India’s industrial production data is always a bit of a conundrum. Different pieces of data often show divergent trends. Even as PMI data touched a five-month high in November, industrial production data for the month is set to show a contraction. Following the festive season, when demand picked up, November’s index of industrial production (IIP) is expected to show a contraction, if consensus estimates are anything to go by. Economists expect IIP to contract by 0.4 per cent in November, in sharp contrast to the 8.2 per cent year-on-year growth seen in October. The reason: October would have seen plenty of re-stocking and as a result, November would have seen higher sales from inventories but the production would have happened in October. Shubhada Rao, chief economist at YES Bank attributes the robust growth seen in October to a combination of favourable base and sequential ramp-up of festival-related production.

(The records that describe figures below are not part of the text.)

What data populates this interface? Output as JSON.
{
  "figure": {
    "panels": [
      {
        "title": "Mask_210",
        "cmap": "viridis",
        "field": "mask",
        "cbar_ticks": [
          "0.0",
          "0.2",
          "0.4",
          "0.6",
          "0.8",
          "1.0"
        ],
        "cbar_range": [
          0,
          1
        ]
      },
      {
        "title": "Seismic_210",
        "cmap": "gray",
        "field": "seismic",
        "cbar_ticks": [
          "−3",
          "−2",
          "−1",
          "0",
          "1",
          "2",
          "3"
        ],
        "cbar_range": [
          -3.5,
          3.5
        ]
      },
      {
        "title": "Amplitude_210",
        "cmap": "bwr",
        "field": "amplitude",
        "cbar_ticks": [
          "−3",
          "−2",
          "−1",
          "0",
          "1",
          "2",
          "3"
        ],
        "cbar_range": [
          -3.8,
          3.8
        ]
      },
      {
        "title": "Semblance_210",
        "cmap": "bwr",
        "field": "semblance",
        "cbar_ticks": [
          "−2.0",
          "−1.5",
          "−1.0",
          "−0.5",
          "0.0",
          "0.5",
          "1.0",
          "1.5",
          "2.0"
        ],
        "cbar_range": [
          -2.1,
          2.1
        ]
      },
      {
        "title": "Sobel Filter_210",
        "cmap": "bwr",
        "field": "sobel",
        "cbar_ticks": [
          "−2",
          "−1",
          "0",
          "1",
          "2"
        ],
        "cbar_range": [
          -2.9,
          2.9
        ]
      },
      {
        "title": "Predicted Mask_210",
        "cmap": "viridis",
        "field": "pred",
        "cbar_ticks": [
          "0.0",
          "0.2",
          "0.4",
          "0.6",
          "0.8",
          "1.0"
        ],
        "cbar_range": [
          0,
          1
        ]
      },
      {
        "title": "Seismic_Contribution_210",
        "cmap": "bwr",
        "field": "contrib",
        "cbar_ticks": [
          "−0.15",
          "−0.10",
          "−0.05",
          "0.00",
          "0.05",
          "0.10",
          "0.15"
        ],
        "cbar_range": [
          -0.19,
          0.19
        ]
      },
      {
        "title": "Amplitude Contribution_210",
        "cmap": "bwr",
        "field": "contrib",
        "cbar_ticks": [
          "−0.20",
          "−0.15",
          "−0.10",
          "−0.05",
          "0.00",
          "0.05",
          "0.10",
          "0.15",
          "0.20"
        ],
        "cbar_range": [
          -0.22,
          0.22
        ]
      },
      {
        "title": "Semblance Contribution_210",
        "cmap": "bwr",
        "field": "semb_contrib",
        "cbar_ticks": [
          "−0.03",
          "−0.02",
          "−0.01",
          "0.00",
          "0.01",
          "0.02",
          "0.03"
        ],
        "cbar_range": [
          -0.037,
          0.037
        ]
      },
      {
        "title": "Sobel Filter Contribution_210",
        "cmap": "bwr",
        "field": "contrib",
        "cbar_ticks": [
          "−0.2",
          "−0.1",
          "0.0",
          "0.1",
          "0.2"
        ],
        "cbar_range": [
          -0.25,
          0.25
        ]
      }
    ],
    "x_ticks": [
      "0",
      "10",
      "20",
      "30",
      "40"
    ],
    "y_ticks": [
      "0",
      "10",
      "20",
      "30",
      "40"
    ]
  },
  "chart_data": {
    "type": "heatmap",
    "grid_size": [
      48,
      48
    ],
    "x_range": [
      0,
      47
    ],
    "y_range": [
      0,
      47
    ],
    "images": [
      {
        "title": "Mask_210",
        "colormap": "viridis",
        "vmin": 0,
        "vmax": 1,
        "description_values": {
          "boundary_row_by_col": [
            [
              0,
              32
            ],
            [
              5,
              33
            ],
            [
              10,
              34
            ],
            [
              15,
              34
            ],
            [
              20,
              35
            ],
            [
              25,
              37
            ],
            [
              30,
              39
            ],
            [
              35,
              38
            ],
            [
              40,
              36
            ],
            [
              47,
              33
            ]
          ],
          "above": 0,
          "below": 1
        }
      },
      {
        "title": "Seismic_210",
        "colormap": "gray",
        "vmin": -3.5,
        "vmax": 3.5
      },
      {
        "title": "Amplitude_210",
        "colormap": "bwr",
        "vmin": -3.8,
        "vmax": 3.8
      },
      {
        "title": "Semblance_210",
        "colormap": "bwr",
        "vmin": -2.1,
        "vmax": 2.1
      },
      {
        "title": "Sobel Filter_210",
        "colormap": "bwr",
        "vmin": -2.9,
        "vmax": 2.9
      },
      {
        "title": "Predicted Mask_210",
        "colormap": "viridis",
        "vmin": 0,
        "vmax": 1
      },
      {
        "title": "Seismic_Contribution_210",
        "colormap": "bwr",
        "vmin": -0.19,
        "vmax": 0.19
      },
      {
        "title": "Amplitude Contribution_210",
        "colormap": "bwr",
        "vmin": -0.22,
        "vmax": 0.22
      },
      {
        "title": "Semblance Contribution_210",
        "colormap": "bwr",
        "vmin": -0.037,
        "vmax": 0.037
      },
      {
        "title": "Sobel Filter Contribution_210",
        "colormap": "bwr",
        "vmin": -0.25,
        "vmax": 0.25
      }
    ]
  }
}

October’s exaggerated growth seen in the manufacturing and consumer goods is not expected to last. Though the worst is over for the industrial sector, the recovery is unlikely to be V-shaped. Indranil Pan of Kotak Mahindra Bank believes that with economic growth picking up in FY14 to 6.2 per cent, industrial activity would also post a recovery, albeit not a sharp one. He believes a floor has been reached and from here, industrial activity may either move sideways or marginally up. There’s more pain left in the capital goods segment and the recovery will largely be driven by the consumer goods segment.
According to Bank of America Merrill Lynch (BofA-ML), November industrial growth will likely contract by 1.5 per cent (0.4 per cent consensus) on post-Diwali base effect after jumping 8.2 per cent in October to meet pre-Diwali consumer demand. Even if IIP declines in November and December, thanks to the spike in October, the three-month moving average will remain positive. Indranil Sen Gupta, India economist at BofA-ML, says the growth of infrastructure industries has already come off to 1.8 per cent in November from 6.5 per cent in October. However, like many others, he believes industrial data is possibly underestimating industrial production by 200-300 basis points, given the PMI and industrial credit growth figures.
With industrial growth failing to show a secular rebound, economists believe that the Reserve Bank of India is most likely to cut rates. Indranil Pan is expecting a 25 basis points cut in repo rate in January and another 25 basis points in March. For the full year most economists are factoring in a 100 basis points rate cut.